Richard Blais (2018-2020) spent his first semester in Olomouc and continued his Euroculture studies in Groningen. He applied for the master because he wanted to have the opportunity to travel throughout Europe while learning more about European sciences. Therefore, Euroculture seemed to be the perfect fit for this ambition. During the third semester, Richard went abroad to Edmonton (Canada) to do an internship at the Alliance française. He graduated from Euroculture in August 2020 and is currently working as an intern in Brussels at the European Association for the Storage of Energy. 

Euroculturer Magazine: What were your expectations when you applied for the Euroculture MA and did it match the reality?
Richard Blais: I was expecting more rigid classes based on my own personal experience in the French university system! I was very pleasantly surprised by the “serious-yet-laidback” atmosphere of this degree which corresponds well to the students—autonomous young travelling adults.

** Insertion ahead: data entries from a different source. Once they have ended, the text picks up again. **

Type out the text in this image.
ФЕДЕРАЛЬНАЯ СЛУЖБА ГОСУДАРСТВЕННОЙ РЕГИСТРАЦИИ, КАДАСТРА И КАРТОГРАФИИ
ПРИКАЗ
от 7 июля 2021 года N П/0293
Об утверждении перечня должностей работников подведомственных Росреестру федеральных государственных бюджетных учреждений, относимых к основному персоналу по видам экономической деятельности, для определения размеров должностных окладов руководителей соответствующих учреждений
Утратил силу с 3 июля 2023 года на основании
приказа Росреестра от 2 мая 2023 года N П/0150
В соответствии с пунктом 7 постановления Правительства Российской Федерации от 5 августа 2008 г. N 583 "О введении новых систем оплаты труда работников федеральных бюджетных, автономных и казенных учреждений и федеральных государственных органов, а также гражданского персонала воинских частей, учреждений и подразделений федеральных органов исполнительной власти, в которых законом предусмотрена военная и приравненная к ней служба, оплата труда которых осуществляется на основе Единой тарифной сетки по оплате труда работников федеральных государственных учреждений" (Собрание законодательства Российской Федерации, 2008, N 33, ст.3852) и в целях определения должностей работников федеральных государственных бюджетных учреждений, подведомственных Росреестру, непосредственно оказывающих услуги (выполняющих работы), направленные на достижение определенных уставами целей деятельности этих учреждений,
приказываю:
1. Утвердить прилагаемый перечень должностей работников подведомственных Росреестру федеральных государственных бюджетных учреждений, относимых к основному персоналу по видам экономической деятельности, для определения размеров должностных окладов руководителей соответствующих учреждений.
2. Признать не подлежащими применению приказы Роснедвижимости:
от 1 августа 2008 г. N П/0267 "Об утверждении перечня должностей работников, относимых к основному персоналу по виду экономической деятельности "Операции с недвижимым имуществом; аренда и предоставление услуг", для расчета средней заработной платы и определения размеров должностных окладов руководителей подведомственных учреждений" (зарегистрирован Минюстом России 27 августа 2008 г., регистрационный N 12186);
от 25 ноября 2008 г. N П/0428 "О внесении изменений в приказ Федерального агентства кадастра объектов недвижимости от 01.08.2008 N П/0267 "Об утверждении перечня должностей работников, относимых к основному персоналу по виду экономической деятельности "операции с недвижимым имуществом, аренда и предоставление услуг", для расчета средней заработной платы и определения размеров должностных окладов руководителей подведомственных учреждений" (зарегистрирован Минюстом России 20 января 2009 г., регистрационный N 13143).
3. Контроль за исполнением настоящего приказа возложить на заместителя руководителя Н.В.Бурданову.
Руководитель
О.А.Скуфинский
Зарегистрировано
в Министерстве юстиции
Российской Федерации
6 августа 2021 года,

EM: Can you tell us more about your IP paper and the overall topic of the IP 2019/2020? How did you manage to find a suitable topic?
RB: I wrote my paper about the relation that a diaspora has towards its own food in a different country, how it is something creating unity, what are the strategies used by these diaspora when it comes to food in a different context. The topic for our IP in 2019 was inequality and solidarity. I was struggling to find a topic before the start of my second semester, and one evening, as I was eating Indian food, it struck me. Personally, I would encourage students to find a topic they feel naturally dragged to. Our job as academics is to problematize everything… A good topic should therefore come naturally.

EM: How did your second semester university prepare you for the IP?
RB: Thankfully, Groningen has a very thorough IP preparation programme which is coordinated with other universities – the University of Deusto and Krakow. We had online classes and were able to discuss our topics with Euroculture students of these universities and our papers were also peer reviewed by them. I have been preparing well for my IP paper step by step, and was being peer-reviewed on a constant basis.  It was indeed an excellent exercise for improving our pedagogical and writing skills. If you know how to take and/or make relevant criticism! A friend of mine ended up having her work reviewed by a peer who made comments which were  borderline xenophobic.

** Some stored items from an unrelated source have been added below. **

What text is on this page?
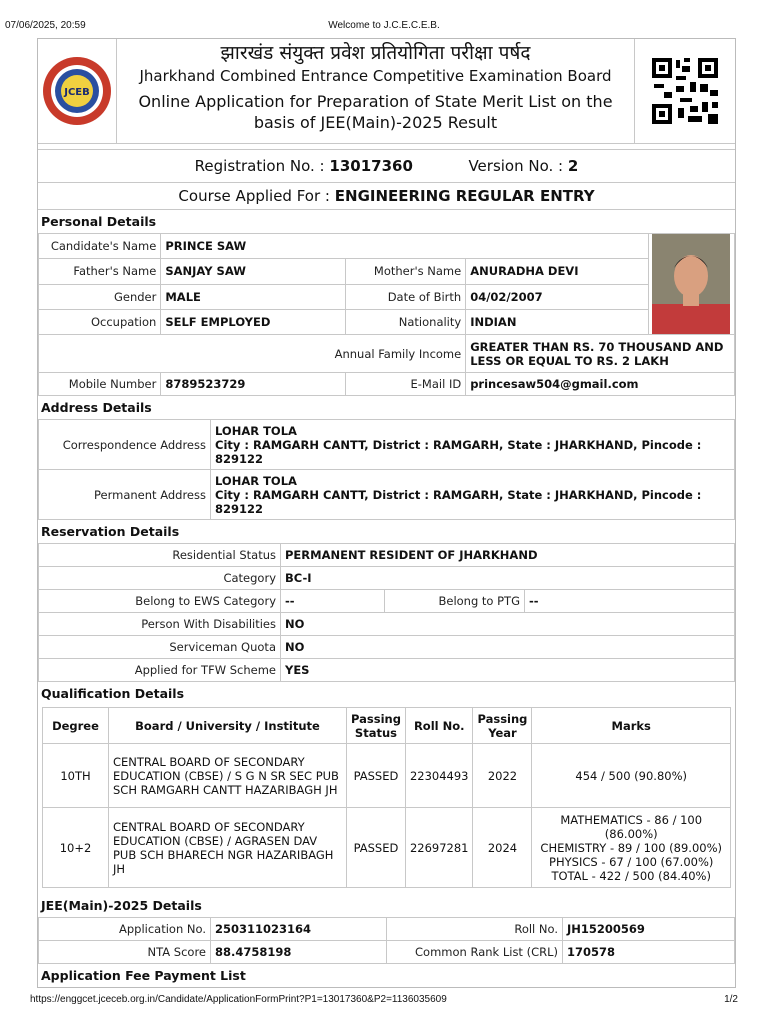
07/06/2025, 20:59	Welcome to J.C.E.C.E.B.
JCEB
झारखंड संयुक्त प्रवेश प्रतियोगिता परीक्षा पर्षद
Jharkhand Combined Entrance Competitive Examination Board
Online Application for Preparation of State Merit List on the
basis of JEE(Main)-2025 Result
Registration No. : 13017360	Version No. : 2
Course Applied For : ENGINEERING REGULAR ENTRY
Personal Details
Candidate's Name	PRINCE SAW	

Father's Name	SANJAY SAW	Mother's Name	ANURADHA DEVI	
Gender	MALE	Date of Birth	04/02/2007	
Occupation	SELF EMPLOYED	Nationality	INDIAN	
Annual Family Income			GREATER THAN RS. 70 THOUSAND AND LESS OR EQUAL TO RS. 2 LAKH	
Mobile Number	8789523729	E-Mail ID	princesaw504@gmail.com	
Address Details
Correspondence Address	LOHAR TOLA
City : RAMGARH CANTT, District : RAMGARH, State : JHARKHAND, Pincode : 829122

Permanent Address	LOHAR TOLA
City : RAMGARH CANTT, District : RAMGARH, State : JHARKHAND, Pincode : 829122
Reservation Details
Residential Status	PERMANENT RESIDENT OF JHARKHAND		
Category	BC-I		
Belong to EWS Category	--	Belong to PTG	--
Person With Disabilities	NO		
Serviceman Quota	NO		
Applied for TFW Scheme	YES		
Qualification Details
Degree	Board / University / Institute	Passing Status	Roll No.	Passing Year	Marks
10TH	CENTRAL BOARD OF SECONDARY EDUCATION (CBSE) / S G N SR SEC PUB SCH RAMGARH CANTT HAZARIBAGH JH	PASSED	22304493	2022	454 / 500 (90.80%)
10+2	CENTRAL BOARD OF SECONDARY EDUCATION (CBSE) / AGRASEN DAV PUB SCH BHARECH NGR HAZARIBAGH JH	PASSED	22697281	2024	MATHEMATICS - 86 / 100
(86.00%)
CHEMISTRY - 89 / 100 (89.00%)
PHYSICS - 67 / 100 (67.00%)
TOTAL - 422 / 500 (84.40%)
JEE(Main)-2025 Details
Application No.	250311023164	Roll No.	JH15200569
NTA Score	88.4758198	Common Rank List (CRL)	170578
Application Fee Payment List
https://enggcet.jceceb.org.in/Candidate/ApplicationFormPrint?P1=13017360&P2=1136035609	1/2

EM: Can you tell us more about the evolution of your topic? When did you start writing and when did you finish?
RB: My topic went in a sort of a funnel to reach its final version. Firstly, I wanted to write about something related to food. Then, I wanted to link  it to the context of migration. Afterwards, I decided to focus on food from migrant origins in Europe. Finally, I decided to focus on migrants from Northern Africa/Middle East in Western Europe. It took me a couple of months to reach the final scope of my IP paper, but thanks to the peer reviews, I was able to do so.

EM: What would you recommend/not recommend to the new Euroculture students?
RB: I guess I would recommend to every student to listen to criticism and to work in groups with peers. Don’t stress too much about the IP week too! Apart from the presentation at the beginning, it’s almost a week of vacations with people with the same mindset as you.

EM: Can you tell us more about your IP week in Olomouc? What kind of activities did you like/dislike?
RB: The week in Olomouc was fun. At least, for me. I was familiar with the city, knew which places to go to, and had friends to hang out. Once the initial stress of the IP presentation passed, the IP turns into a week of “workholiday”. Conferences are laid-back, and the summer weather invites you to go out.
Regarding activities, I have no strong opinions on them, apart from the fact that the mandatory group work given during the week seems like a pretext, in order to meet other students.  We had to do an Instagram page to describe an aspect of the city, and the task felt a little trivial. But I guess having to come up each year with a  group task with a “wow” effect for 80 students is a very complicated process, and I can’t blame the Euroculture staff for trying.

EM: How was the experience to meet Euroculture students from other universities? What kind of « fun » activities did the students do?
RB: It was a pleasant experience and I am still in touch with several of the other students I met during the IP. Concerning “fun” activities, I would say mostly having drinks and going out? Though it may just have been  my group of friends … As I was in Olomouc during my first semester, it was fun to hang out with people I met all year long, and brought them to several bars I discovered back then. I still have videos of friends singing and playing on the guitar “Comandante Che Guevara” on the streets, and it’s a pleasant memory of times before Covid-19.   

EM: Did you decide to extend your IP topic to use it as your master thesis topic?
I did not, though I regretted it sometimes in the process of writing my thesis. But I guess a lot of students have doubts like this, when writing such a big academic paper.

Thank you Richard for answsering our questions!